As electronics and communications technology has advanced, mobile communications devices have become increasingly smaller in size. Mobile communications devices offering compact size and light weight, such as a cellular phone that can be carried in a pocket, have become commonplace. Concurrently, the increase in the sophistication of device performance and services offered has kept pace with the reduction in size and weight of these devices. It has been a general design goal to further reduce size and weight and increase performance at the same time.

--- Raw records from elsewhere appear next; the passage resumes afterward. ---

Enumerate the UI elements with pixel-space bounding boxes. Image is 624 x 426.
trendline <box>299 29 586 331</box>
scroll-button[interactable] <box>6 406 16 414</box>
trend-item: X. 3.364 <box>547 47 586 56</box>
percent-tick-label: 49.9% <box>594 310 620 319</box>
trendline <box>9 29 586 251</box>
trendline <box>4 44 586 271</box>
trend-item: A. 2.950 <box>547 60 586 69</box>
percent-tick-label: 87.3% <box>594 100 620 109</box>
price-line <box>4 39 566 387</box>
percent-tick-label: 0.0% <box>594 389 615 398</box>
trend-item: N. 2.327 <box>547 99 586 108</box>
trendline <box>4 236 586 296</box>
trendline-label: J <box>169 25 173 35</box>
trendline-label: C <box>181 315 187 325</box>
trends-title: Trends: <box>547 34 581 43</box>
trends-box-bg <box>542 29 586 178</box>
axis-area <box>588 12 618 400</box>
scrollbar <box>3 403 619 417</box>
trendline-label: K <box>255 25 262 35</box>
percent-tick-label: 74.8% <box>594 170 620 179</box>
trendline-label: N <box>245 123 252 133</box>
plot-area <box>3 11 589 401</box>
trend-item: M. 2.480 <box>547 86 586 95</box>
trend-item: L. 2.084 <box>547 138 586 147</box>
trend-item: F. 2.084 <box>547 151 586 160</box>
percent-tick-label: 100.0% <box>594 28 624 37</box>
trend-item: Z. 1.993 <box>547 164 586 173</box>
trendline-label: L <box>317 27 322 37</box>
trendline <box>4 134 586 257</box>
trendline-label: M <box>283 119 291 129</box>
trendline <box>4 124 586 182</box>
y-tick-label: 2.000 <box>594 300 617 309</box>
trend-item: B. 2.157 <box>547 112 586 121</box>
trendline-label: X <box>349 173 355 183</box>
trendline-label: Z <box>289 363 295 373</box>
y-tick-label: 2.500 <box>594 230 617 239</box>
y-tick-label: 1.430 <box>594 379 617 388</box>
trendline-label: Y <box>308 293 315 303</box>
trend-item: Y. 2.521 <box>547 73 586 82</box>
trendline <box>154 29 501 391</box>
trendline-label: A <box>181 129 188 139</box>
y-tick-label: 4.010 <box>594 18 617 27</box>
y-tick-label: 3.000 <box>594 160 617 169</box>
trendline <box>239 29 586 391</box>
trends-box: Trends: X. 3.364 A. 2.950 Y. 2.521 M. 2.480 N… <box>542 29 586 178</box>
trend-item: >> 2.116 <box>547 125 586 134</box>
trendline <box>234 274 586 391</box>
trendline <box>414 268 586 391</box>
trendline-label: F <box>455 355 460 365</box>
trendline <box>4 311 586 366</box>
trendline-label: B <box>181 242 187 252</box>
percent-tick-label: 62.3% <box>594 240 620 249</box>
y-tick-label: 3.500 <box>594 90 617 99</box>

Having compact size and light weight in combination with increased sophistication of performance as a design goal for a communications device presents challenges in all aspects of the design process. One area in which size and weight design goals may be counter to performance design goals is in the area of antenna design. Antenna design is based on manipulating the physical configuration of an antenna in order to adjust performance parameters. Parameters such as gain, specific absorption ratio (SAR), and input impedance may be adjusted by modifying various aspects of the physical configuration of an antenna. When constraints are externally set, such as when attempting to design an antenna for a mobile communications device having reduced size and weight, the design process becomes difficult.
The most common antenna used for mobile communications devices such as mobile phones is a quarter wave whip antenna which typically extends vertically from the top of the device and radiates in a donut-shaped pattern. The quarter wave whip antenna provides good performance relative to cost. Also, the quarter wave whip antenna can easily be designed having the standard input impedance of approximately 50 ohms for matching coupling to a mobile device.
As mobile communications devices decrease in size and weight, use of whip antennas may become increasingly inconvenient. Generally, the gain of an antenna is proportional to the effective cross-sectional area of the antenna. Decreasing the size of a whip antenna decreases the antenna gain. Alternative antenna designs suffer from the same shortcoming as size decreases. Additionally, smaller size, external antennas are more fragile and prone to breakage and, as devices become smaller and smaller, it may be desirable to design devices in which no external antenna is visible and protruding. An antenna internal to the device would be desirable in this case.
Because of the geometry and size of new mobile communications products, it is difficult to design an internal antenna that offers performance comparable to that offered by a whip antenna. It is even more difficult to design an internal antenna that provides improved performance over a whip, while not increasing the cost of the antenna.